If you’ve ever owned a car then you know that it’s basically impossible to sell a car for more than you bought it for, at least if you’ve owned it for any length of time and aren’t just buying and selling constantly. But why is that? Why do cars lose value, and why does it often happen so drastically. In this article we’re going to find out.
Defining Terms
In financial language, when an “asset” loses value over time this is what’s called Depreciation and it’s the opposite of appreciation, when an asset gains value over time. Almost anything in the world can be put into one of these two categories. Houses are an appreciating asset because they gain value over time, whereas a carton of milk is a depreciating asset because used milk doesn’t have as much value as new milk.
Physical Depreciation
There are two reasons that depreciation happens, one makes logical sense and the other is a complicated problem created by finances. Let’s start with the easy one first. Cars depreciate in value over time because over time the car physically degrades. Rust builds up, engines get less efficient, parts break and need replacing, cars are not permanent they require constant upkeep, and so it goes to follow that the older the car is, the more expensive it is to maintain and the less valuable the car is to compensate.
Similar to our milk example then, though over a much larger time frame. However you may also be rightly thinking that houses also degrade over time as well. So why is it that they are an appreciating asset instead of a depreciating one?
Financial Depreciation
The answer is finance, and the issue with anything financial is that it often isn’t logical. Here’s what you need to understand, financial value is not actually tied to the quality of the thing, monetary value isn’t a scientific measurement like “top speed” or “weight in Kilograms”. Value is purely assigned to an object based on what you can sell the car for.

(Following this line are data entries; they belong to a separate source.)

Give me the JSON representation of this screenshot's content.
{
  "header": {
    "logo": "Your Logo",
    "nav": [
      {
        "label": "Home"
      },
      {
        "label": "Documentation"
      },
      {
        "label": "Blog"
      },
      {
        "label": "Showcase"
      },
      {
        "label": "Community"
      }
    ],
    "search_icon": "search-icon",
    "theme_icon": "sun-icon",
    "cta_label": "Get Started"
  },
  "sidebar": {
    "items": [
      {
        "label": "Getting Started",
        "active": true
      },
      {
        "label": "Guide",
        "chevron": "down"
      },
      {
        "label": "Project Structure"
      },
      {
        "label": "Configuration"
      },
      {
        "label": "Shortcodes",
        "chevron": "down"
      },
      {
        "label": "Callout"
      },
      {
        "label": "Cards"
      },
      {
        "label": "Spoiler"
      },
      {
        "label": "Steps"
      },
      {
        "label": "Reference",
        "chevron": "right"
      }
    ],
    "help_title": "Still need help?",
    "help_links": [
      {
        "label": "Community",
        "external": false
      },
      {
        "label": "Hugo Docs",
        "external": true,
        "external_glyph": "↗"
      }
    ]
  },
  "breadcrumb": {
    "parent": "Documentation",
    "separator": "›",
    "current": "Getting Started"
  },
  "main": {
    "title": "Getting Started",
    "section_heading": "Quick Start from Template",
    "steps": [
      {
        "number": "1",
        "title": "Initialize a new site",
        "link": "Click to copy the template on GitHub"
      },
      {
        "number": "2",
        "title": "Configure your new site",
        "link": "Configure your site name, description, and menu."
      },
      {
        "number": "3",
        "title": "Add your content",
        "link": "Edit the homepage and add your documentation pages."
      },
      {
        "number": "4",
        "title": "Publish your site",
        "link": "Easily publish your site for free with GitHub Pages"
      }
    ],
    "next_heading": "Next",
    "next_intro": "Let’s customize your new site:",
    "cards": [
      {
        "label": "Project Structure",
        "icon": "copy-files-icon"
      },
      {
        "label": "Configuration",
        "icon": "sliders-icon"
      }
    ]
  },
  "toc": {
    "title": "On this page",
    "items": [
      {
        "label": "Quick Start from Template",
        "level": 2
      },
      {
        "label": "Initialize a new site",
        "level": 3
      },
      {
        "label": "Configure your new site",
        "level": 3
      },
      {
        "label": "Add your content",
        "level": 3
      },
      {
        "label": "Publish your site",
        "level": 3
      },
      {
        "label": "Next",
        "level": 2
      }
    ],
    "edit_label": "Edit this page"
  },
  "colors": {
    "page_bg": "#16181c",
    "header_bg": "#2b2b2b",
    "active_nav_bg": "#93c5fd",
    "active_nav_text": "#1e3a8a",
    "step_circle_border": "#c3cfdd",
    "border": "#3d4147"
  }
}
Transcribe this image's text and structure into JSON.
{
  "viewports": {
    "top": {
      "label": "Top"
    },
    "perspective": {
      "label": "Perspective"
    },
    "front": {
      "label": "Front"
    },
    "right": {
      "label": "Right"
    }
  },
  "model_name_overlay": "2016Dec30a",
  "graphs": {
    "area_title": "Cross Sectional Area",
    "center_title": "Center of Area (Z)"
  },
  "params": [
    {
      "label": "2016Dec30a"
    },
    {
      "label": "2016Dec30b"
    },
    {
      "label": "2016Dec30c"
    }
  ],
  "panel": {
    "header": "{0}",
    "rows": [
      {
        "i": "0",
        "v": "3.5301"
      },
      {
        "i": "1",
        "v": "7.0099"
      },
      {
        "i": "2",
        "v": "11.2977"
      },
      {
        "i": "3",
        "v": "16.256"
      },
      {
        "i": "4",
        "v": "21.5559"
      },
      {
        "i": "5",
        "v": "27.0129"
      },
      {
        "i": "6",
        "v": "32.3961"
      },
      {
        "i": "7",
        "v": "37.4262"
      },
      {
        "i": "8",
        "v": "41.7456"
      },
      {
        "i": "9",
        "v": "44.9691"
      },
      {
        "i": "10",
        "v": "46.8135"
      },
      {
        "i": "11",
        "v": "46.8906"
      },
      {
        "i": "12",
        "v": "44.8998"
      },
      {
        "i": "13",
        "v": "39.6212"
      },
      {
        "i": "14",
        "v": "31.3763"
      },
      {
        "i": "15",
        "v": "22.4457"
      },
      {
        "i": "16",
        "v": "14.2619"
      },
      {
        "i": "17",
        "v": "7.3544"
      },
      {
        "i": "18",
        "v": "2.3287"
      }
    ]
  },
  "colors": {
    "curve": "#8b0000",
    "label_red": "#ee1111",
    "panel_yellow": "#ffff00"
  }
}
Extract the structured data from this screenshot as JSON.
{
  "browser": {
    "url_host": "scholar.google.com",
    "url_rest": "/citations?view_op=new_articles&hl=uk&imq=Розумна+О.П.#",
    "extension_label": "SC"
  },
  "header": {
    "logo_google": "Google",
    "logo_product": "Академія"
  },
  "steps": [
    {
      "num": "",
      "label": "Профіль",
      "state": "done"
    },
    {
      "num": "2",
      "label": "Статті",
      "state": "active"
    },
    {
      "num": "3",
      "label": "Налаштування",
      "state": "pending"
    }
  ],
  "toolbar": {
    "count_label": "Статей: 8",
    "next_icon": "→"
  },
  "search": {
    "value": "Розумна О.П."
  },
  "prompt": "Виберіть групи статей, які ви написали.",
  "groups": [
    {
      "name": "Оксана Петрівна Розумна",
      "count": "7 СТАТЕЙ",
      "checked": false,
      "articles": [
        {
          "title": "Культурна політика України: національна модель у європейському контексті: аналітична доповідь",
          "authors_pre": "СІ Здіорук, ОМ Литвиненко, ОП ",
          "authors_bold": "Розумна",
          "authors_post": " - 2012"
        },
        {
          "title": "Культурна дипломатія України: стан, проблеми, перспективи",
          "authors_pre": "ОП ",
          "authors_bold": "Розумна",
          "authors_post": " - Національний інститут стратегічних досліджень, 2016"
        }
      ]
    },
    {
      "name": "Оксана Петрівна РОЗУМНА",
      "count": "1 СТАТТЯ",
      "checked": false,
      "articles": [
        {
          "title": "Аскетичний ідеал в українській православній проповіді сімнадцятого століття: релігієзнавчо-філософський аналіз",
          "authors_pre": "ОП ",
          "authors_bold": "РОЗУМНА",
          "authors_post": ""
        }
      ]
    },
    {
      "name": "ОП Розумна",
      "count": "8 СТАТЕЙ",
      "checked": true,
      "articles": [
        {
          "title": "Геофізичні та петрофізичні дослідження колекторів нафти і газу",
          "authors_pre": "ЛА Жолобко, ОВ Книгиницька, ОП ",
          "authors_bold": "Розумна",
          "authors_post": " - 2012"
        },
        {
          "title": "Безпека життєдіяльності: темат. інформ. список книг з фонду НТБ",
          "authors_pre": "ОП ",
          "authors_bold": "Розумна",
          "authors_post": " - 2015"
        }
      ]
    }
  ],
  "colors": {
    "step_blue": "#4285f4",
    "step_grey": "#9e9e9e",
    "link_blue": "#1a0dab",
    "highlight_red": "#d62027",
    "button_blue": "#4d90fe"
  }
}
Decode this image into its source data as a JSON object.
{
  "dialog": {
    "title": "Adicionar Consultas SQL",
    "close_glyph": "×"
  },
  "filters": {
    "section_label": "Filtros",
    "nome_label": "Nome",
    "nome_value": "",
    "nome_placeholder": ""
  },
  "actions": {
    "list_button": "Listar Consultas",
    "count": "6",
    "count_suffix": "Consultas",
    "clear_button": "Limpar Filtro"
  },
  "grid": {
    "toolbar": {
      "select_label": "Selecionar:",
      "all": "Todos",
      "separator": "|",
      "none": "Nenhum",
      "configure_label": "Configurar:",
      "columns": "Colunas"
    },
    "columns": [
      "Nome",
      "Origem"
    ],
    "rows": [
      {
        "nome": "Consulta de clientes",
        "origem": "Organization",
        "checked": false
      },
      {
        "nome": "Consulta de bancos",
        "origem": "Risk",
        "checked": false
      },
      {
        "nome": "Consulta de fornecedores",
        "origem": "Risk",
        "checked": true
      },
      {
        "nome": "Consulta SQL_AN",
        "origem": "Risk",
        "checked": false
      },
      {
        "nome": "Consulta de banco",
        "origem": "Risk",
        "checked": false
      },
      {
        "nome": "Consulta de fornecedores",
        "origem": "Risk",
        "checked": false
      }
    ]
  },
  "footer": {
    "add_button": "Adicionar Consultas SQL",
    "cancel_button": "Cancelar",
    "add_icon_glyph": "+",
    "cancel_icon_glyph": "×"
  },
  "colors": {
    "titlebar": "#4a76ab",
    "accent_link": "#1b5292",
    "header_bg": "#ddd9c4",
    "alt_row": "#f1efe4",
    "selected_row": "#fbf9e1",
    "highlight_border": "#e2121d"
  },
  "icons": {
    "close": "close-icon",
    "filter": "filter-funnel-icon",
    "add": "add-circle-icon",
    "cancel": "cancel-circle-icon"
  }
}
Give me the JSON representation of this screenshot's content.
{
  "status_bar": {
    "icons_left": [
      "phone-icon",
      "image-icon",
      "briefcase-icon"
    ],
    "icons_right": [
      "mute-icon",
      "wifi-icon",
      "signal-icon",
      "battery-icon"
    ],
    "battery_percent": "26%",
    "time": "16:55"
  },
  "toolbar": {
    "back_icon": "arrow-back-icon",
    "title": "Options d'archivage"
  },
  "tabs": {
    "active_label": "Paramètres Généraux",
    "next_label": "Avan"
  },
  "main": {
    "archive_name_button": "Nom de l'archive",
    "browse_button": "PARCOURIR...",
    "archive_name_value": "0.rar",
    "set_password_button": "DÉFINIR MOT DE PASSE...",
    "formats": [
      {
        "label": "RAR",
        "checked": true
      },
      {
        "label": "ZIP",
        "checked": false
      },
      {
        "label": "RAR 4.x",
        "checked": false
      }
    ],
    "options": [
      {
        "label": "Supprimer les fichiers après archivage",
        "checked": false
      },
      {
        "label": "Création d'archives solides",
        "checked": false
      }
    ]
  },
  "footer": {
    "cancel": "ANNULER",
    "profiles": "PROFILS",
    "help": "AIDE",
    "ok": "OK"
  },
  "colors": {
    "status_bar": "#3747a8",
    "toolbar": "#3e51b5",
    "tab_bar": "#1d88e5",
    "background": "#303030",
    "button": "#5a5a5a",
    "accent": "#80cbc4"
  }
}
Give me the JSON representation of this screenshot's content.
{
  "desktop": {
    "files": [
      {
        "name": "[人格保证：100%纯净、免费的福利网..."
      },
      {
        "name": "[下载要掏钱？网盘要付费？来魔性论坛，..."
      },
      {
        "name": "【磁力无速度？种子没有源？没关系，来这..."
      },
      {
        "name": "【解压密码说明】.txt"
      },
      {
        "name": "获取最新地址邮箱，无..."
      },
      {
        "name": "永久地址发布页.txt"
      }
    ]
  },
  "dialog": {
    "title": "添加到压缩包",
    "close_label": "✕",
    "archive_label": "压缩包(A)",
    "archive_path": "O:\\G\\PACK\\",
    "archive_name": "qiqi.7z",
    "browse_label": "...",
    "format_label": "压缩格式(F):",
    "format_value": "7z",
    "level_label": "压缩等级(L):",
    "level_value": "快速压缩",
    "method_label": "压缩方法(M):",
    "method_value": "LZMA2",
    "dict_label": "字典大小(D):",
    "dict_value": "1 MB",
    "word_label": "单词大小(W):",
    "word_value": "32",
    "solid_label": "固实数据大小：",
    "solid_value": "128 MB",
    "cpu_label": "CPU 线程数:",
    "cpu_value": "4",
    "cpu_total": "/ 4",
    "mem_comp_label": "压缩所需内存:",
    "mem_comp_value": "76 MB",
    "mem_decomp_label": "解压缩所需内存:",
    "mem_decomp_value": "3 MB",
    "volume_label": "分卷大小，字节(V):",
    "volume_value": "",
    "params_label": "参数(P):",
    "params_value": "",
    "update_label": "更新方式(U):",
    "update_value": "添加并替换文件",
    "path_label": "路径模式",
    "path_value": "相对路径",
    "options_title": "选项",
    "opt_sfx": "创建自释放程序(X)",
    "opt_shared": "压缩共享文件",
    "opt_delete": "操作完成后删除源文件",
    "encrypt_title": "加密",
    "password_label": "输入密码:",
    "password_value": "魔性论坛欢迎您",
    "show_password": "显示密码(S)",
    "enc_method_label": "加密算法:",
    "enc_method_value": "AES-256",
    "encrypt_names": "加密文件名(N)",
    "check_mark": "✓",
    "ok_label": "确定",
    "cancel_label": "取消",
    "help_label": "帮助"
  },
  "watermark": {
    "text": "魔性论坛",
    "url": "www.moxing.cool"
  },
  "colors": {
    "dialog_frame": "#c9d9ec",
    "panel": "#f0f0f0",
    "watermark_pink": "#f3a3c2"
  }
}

The reason that cars depreciate in value over time is only partly to do with their physical degradation, it’s mostly to do with people’s fear of physical degradation. Cars physically degrade much much slower than they financially depreciate. Most depreciation happens in the first 2 years of a car’s life when it’s actually at its best condition.
But people don’t want to drive a “used car” and it’s that label that drives the price down much more than anything physical. Houses on the other hand have no such stigma surrounding them, worrying about buying a “used house” is not a thing.